This is an automated email from the ASF dual-hosted git repository.
dongjoon pushed a commit to branch main
in repository https://gitbox.apache.org/repos/asf/orc.git
The following commit(s) were added to refs/heads/main by this push:
new 25fb75550 ORC-1409: [Docs] Add stream order description in ORC spec
25fb75550 is described below
commit 25fb75550eed7998698e795c184d6eb883ba7729
Author: deshanxiao <[email protected]>
AuthorDate: Tue May 16 13:19:24 2023 -0700
ORC-1409: [Docs] Add stream order description in ORC spec
### What changes were proposed in this pull request?
This PR is aimed to add more description about stream order in ORC spec.
### Why are the changes needed?
There are many users who are misled by the order of the document table, in
fact the stream has no fixed order.
#1450
### How was this patch tested?
Closes #1465 from deshanxiao/add-order-description.

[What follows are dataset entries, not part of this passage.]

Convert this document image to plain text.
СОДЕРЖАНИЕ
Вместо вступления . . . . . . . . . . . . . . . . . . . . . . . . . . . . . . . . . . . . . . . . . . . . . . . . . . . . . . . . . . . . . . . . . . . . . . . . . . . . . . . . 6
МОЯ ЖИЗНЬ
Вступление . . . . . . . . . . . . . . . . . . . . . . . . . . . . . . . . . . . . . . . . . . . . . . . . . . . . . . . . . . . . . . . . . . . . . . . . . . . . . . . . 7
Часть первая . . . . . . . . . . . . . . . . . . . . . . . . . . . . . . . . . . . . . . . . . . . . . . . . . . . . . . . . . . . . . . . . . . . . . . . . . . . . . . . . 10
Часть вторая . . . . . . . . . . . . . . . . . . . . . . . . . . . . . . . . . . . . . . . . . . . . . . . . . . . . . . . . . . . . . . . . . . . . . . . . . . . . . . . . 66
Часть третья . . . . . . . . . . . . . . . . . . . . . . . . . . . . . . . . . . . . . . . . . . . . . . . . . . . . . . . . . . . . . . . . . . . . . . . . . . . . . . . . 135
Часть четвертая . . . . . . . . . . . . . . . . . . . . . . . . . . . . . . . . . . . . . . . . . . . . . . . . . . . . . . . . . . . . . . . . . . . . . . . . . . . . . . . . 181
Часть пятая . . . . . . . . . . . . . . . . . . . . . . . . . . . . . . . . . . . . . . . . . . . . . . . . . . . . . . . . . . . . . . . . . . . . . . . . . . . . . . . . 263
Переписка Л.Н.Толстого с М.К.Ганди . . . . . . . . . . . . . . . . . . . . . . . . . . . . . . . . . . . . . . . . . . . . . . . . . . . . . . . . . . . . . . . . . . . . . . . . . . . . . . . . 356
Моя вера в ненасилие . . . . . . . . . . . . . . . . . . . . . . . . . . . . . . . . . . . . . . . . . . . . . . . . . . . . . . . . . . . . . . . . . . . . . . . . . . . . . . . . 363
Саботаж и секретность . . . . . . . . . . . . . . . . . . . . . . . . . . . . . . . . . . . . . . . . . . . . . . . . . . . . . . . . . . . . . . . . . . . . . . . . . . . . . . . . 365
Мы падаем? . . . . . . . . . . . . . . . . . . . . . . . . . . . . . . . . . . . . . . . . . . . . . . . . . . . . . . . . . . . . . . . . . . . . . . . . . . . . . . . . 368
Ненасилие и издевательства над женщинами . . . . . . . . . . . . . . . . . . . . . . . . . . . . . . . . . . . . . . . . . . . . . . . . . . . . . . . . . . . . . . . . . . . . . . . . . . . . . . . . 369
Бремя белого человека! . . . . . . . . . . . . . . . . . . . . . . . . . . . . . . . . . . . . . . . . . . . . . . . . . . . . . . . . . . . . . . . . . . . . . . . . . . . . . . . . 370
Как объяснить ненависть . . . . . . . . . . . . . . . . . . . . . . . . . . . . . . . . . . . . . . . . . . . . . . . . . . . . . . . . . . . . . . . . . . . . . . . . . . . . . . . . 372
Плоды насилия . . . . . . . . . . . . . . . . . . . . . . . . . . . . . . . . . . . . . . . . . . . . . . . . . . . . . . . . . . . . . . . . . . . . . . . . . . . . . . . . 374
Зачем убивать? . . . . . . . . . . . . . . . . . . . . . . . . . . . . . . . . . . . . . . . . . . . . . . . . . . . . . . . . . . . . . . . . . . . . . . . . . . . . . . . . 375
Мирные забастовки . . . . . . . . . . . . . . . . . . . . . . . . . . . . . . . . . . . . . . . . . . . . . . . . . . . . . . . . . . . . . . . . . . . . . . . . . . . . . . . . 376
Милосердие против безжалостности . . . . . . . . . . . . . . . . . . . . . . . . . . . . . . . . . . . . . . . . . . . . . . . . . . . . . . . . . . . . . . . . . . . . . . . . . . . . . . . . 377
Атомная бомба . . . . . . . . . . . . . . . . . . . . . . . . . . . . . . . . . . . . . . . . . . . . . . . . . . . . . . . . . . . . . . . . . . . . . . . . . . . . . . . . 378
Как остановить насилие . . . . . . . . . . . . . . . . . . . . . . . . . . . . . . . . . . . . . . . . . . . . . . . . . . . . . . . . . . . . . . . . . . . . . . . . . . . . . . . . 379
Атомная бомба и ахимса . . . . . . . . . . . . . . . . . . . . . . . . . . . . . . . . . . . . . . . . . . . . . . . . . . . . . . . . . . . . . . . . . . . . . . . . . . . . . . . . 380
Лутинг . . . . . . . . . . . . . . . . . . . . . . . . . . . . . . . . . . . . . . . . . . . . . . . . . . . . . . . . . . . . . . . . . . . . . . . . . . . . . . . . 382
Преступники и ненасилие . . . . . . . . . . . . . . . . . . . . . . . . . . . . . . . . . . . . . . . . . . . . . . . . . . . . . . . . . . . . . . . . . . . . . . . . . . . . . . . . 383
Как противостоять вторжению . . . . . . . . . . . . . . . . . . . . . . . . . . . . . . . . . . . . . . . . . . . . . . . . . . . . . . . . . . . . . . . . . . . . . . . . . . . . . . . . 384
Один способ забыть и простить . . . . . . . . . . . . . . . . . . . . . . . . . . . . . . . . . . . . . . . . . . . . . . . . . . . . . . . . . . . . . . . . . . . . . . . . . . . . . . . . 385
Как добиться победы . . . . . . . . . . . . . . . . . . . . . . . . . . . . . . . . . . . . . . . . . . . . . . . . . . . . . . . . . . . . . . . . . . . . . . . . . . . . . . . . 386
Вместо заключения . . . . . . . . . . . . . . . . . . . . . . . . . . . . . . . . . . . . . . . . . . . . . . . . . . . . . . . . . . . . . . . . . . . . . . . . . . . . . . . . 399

Authored-by: deshanxiao <[email protected]>
Signed-off-by: Dongjoon Hyun <[email protected]>
---
site/specification/ORCv0.md | 28 +++++++++++++++++++++++++++-
site/specification/ORCv1.md | 27 ++++++++++++++++++++++++++-
site/specification/ORCv2.md | 27 ++++++++++++++++++++++++++-
3 files changed, 79 insertions(+), 3 deletions(-)
diff --git a/site/specification/ORCv0.md b/site/specification/ORCv0.md
index 3ca477212..de3e4b512 100644
--- a/site/specification/ORCv0.md
+++ b/site/specification/ORCv0.md
@@ -501,6 +501,24 @@ uses three streams PRESENT, DATA, and LENGTH, which stores
the length
of each value. The details of each type will be presented in the
following subsections.
+There is a general order for index and data streams:
+* Index streams are always placed together in the beginning of the stripe.
+* Data streams are placed together after index streams (if any).
+* Inside index streams or data streams, the unencrypted streams should be
+ placed first and then followed by streams grouped by each encryption variant.
+
+There is no fixed order within each unencrypted or encryption variant in the
+index and data streams:
+* Different stream kinds of the same column can be placed in any order.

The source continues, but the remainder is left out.